Day 29: A Shared Life With God
Updated: Feb 24, 2021
I am the truth.--John 14:6
Opposite Day is masterful at deconstructing my will to live. My kids embody the post-modern decline into meaninglessness and anarchy when they play one of the most annoying games imaginable.
Ephram: “Today is Opposite Day.”
Talitha: “No it’s not.”
Ephram: “That means it is.”
Lucia: “That means it isn’t.”
Me: “You three are being ridiculous. Your semantic tampering with absolute truth is plunging this entire family into an epistemological crisis!”
Kids: ”Well dad, since it’s Opposite Day, that means whatever you just said isn’t true.”
Me: “Yes it is!”
Kids: “That means it’s not. Opposite Day!”
I hate that game.
We all believe in some kind of absolute truth. We couldn't function without it; life would be Opposite Day. Opposite Day is how we know that everything that we think and say and do is based on some version of truth. We can’t make any kind of meaningful statements about reality without presupposing some sort of absolute, foundational truth. The problem is we don’t always agree about what that absolute truth is. Everyone has their own version.
Typically, in the normal American version of Christianity, truth is a certain set of doctrinal facts about the Bible and Jesus that you either affirm or deny. But when Jesus says that he is "the way the truth and the life" he’s not saying that he is a certain set of facts to be affirmed.
When Jesus says “I am the truth“ he’s inviting us into his life. He’s not inviting us to merely know about him. He’s inviting us to share life with him, to be like him, to act like him. This is a mysterious thing that takes time to understand and it comes in brief glimpses more often than I would like. My feelings about walking with Jesus are more difficult to articulate than the doctrinal things I believe or deny about Jesus. Theology is easy to talk about. Shared life with the divine is not so easy to talk about.
Your faith must rest on a person, not on facts about that person.
I admit, this is a confusing statement when you think about it. But Jonathan Edwards has helped me here. In his sermon"A Divine and Supernatural Light" he talks about the difference between having the knowledge that honey is sweet and having the experience or sensation that honey is sweet. This helps me as I think about the difference between knowing about Jesus--having all of my theological ducks in a row--and actually having an experience of life with Jesus.

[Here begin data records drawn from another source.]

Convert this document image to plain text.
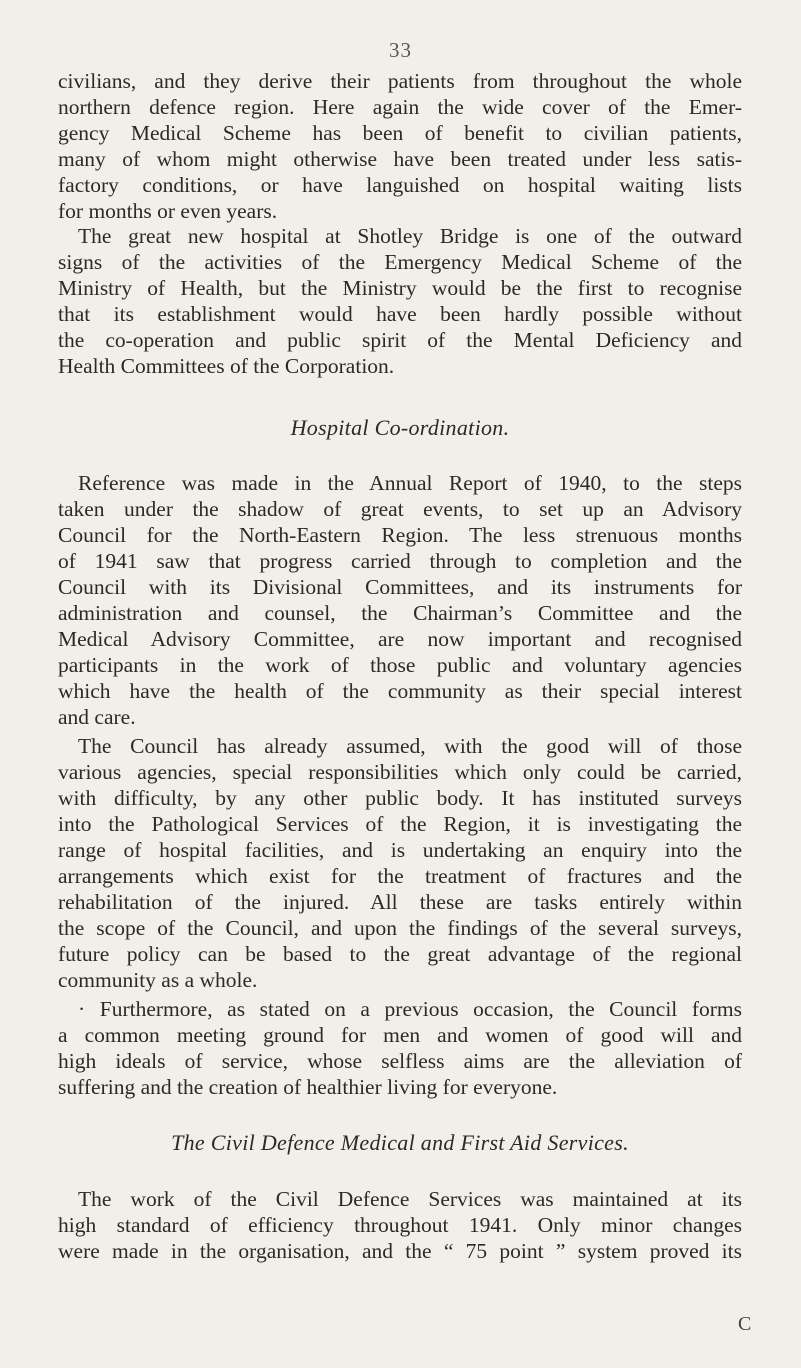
33
civilians, and they derive their patients from throughout the whole
northern defence region. Here again the wide cover of the Emer-
gency Medical Scheme has been of benefit to civilian patients,
many of whom might otherwise have been treated under less satis-
factory conditions, or have languished on hospital waiting lists
for months or even years.
The great new hospital at Shotley Bridge is one of the outward
signs of the activities of the Emergency Medical Scheme of the
Ministry of Health, but the Ministry would be the first to recognise
that its establishment would have been hardly possible without
the co-operation and public spirit of the Mental Deficiency and
Health Committees of the Corporation.
Hospital Co-ordination.
Reference was made in the Annual Report of 1940, to the steps
taken under the shadow of great events, to set up an Advisory
Council for the North-Eastern Region. The less strenuous months
of 1941 saw that progress carried through to completion and the
Council with its Divisional Committees, and its instruments for
administration and counsel, the Chairman’s Committee and the
Medical Advisory Committee, are now important and recognised
participants in the work of those public and voluntary agencies
which have the health of the community as their special interest
and care.
The Council has already assumed, with the good will of those
various agencies, special responsibilities which only could be carried,
with difficulty, by any other public body. It has instituted surveys
into the Pathological Services of the Region, it is investigating the
range of hospital facilities, and is undertaking an enquiry into the
arrangements which exist for the treatment of fractures and the
rehabilitation of the injured. All these are tasks entirely within
the scope of the Council, and upon the findings of the several surveys,
future policy can be based to the great advantage of the regional
community as a whole.
· Furthermore, as stated on a previous occasion, the Council forms
a common meeting ground for men and women of good will and
high ideals of service, whose selfless aims are the alleviation of
suffering and the creation of healthier living for everyone.
The Civil Defence Medical and First Aid Services.
The work of the Civil Defence Services was maintained at its
high standard of efficiency throughout 1941. Only minor changes
were made in the organisation, and the “ 75 point ” system proved its
C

So how do you put yourself into a place where you can taste and see that the Lord is good and not just sit on the outside of that transcendent experience holding your doctrinal affirmations and denials as a meager consolation?
It comes in a persistent prayer that says “I am not satisfied with merely knowing about you. That’s why I’m talking to you right now. And it often feels like I’m talking to the darkness so give me an experience of the sweetness of your grace either through the stories that I hear about you or the people that I rub shoulders with who reflect your love, or the truths that I read about you in scripture or the food that I eat or the sounds I hear. Use all of these things to guide me into the joy of your presence. I want to know you and share life with you, not just know about you. I want to love you and be found in Love. It is fellowship with you, Truth, that will set me free.”

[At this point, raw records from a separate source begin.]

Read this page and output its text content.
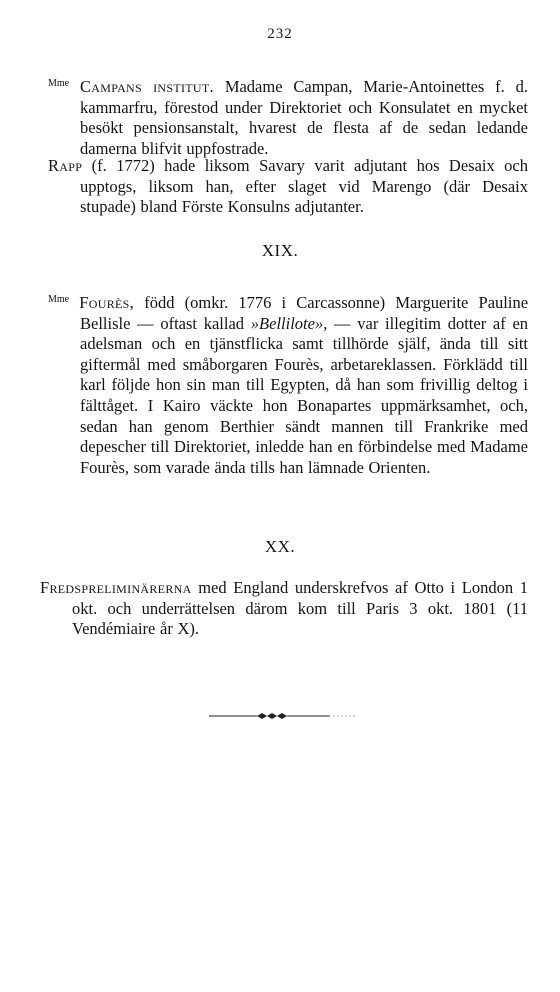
232
$^{Mme}$ Campans institut. Madame Campan, Marie-Antoinettes f. d. kammarfru, förestod under Direktoriet och Konsulatet en mycket besökt pensionsanstalt, hvarest de flesta af de sedan ledande damerna blifvit uppfostrade.
Rapp (f. 1772) hade liksom Savary varit adjutant hos Desaix och upptogs, liksom han, efter slaget vid Marengo (där Desaix stupade) bland Förste Konsulns adjutanter.
XIX.
$^{Mme}$ Fourès, född (omkr. 1776 i Carcassonne) Marguerite Pauline Bellisle — oftast kallad »Bellilote», — var illegitim dotter af en adelsman och en tjänstflicka samt tillhörde själf, ända till sitt giftermål med småborgaren Fourès, arbetareklassen. Förklädd till karl följde hon sin man till Egypten, då han som frivillig deltog i fälttåget. I Kairo väckte hon Bonapartes uppmärksamhet, och, sedan han genom Berthier sändt mannen till Frankrike med depescher till Direktoriet, inledde han en förbindelse med Madame Fourès, som varade ända tills han lämnade Orienten.
XX.
Fredspreliminärerna med England underskrefvos af Otto i London 1 okt. och underrättelsen därom kom till Paris 3 okt. 1801 (11 Vendémiaire år X).
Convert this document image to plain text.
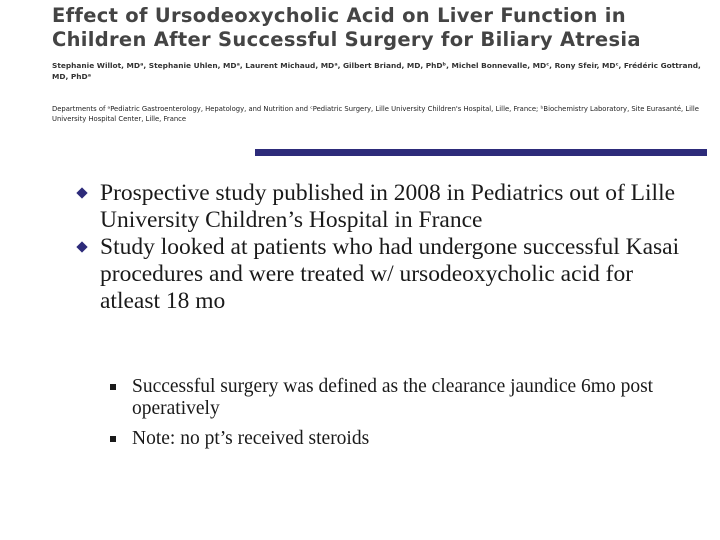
Effect of Ursodeoxycholic Acid on Liver Function in
Children After Successful Surgery for Biliary Atresia
Stephanie Willot, MDᵃ, Stephanie Uhlen, MDᵃ, Laurent Michaud, MDᵃ, Gilbert Briand, MD, PhDᵇ, Michel Bonnevalle, MDᶜ, Rony Sfeir, MDᶜ, Frédéric Gottrand, MD, PhDᵃ
Departments of ᵃPediatric Gastroenterology, Hepatology, and Nutrition and ᶜPediatric Surgery, Lille University Children's Hospital, Lille, France; ᵇBiochemistry Laboratory, Site Eurasanté, Lille University Hospital Center, Lille, France
Prospective study published in 2008 in Pediatrics out of Lille University Children’s Hospital in France
Study looked at patients who had undergone successful Kasai procedures and were treated w/ ursodeoxycholic acid for atleast 18 mo
Successful surgery was defined as the clearance jaundice 6mo post operatively
Note: no pt’s received steroids
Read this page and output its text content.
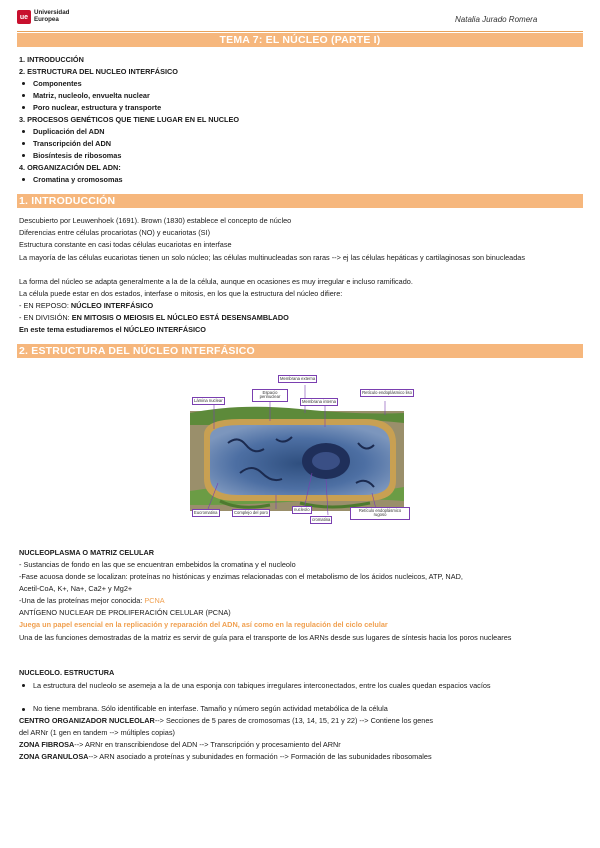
ue
Universidad
Europea	Natalia Jurado Romera
TEMA 7: EL NÚCLEO (PARTE I)
1. INTRODUCCIÓN
2. ESTRUCTURA DEL NUCLEO INTERFÁSICO
Componentes
Matriz, nucleolo, envuelta nuclear
Poro nuclear, estructura y transporte
3. PROCESOS GENÉTICOS QUE TIENE LUGAR EN EL NUCLEO
Duplicación del ADN
Transcripción del ADN
Biosíntesis de ribosomas
4. ORGANIZACIÓN DEL ADN:
Cromatina y cromosomas
1. INTRODUCCIÓN
Descubierto por Leuwenhoek (1691). Brown (1830) establece el concepto de núcleo
Diferencias entre células procariotas (NO) y eucariotas (SI)
Estructura constante en casi todas células eucariotas en interfase
La mayoría de las células eucariotas tienen un solo núcleo; las células multinucleadas son raras --> ej las células hepáticas y cartilaginosas son binucleadas
La forma del núcleo se adapta generalmente a la de la célula, aunque en ocasiones es muy irregular e incluso ramificado.
La célula puede estar en dos estados, interfase o mitosis, en los que la estructura del núcleo difiere:
- EN REPOSO: NÚCLEO INTERFÁSICO
- EN DIVISIÓN: EN MITOSIS O MEIOSIS EL NÚCLEO ESTÁ DESENSAMBLADO
En este tema estudiaremos el NÚCLEO INTERFÁSICO
2. ESTRUCTURA DEL NÚCLEO INTERFÁSICO
Membrana externa
Espacio perinuclear
Retículo endoplásmico liso
Lámina nuclear	Membrana interna
Eucromatina	Complejo del poro
nucleolo
cromatina
Retículo endoplásmico rugoso
NUCLEOPLASMA O MATRIZ CELULAR
- Sustancias de fondo en las que se encuentran embebidos la cromatina y el nucleolo
-Fase acuosa donde se localizan: proteínas no histónicas y enzimas relacionadas con el metabolismo de los ácidos nucleicos, ATP, NAD,
Acetil-CoA, K+, Na+, Ca2+ y Mg2+
-Una de las proteínas mejor conocida: PCNA
ANTÍGENO NUCLEAR DE PROLIFERACIÓN CELULAR (PCNA)
Juega un papel esencial en la replicación y reparación del ADN, así como en la regulación del ciclo celular
Una de las funciones demostradas de la matriz es servir de guía para el transporte de los ARNs desde sus lugares de síntesis hacia los poros nucleares
NUCLEOLO. ESTRUCTURA
La estructura del nucleolo se asemeja a la de una esponja con tabiques irregulares interconectados, entre los cuales quedan espacios vacíos
No tiene membrana. Sólo identificable en interfase. Tamaño y número según actividad metabólica de la célula
CENTRO ORGANIZADOR NUCLEOLAR--> Secciones de 5 pares de cromosomas (13, 14, 15, 21 y 22) --> Contiene los genes
del ARNr (1 gen en tandem --> múltiples copias)
ZONA FIBROSA--> ARNr en transcribiendose del ADN --> Transcripción y procesamiento del ARNr
ZONA GRANULOSA--> ARN asociado a proteínas y subunidades en formación --> Formación de las subunidades ribosomales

But what do you do when that prayer doesn't "work"?
I have experienced seasons of my life where it felt like it was spiritual opposite day, where I didn't really know what to believe anymore, when the "help my unbelief" prayers felt pointless. I didn't really have any confidence in what I had known. I was full of doubts, especially because the facts that I had known didn't give me the comfort that they used to. It is here that the Spirit would give me wonderful gifts like 1 John 3:20, "For whenever our heart condemns us, God is greater than our heart and he knows everything."
It was as if God was saying, "I know you don't believe. I know you are confused. That doesn't matter right now. I am greater than those things."
And what that produced in me was the same feeling you have when you are overwhelmed by something beautiful. Dumbstruck and joyful. My only response in those moments was, "I don't know what I think about you but...I find you to be absolutely beautiful!"
That is the sweetness of grace.
Simon and Garfunkel get that truth is relational. It's not something we can necessarily point to because as soon as we identify it our language and description are immediately insufficient. So we squint our eyes to see only dimly. We struggle with our words. We get a poetic hint of a sensation. A lightning bolt flashes and lights up the sky long enough to reveal something gloriously beautiful...and then it’s gone again. We believe.
The only truth we can know is a person. His name is Love.
I confess my belief. Help my unbelief. Guide me. Entice me with your beauty. Let all that I have come to know about you lead me into the sweet joy of a shared life with you and in my doubts remind me: The only truth I know is you. Amen.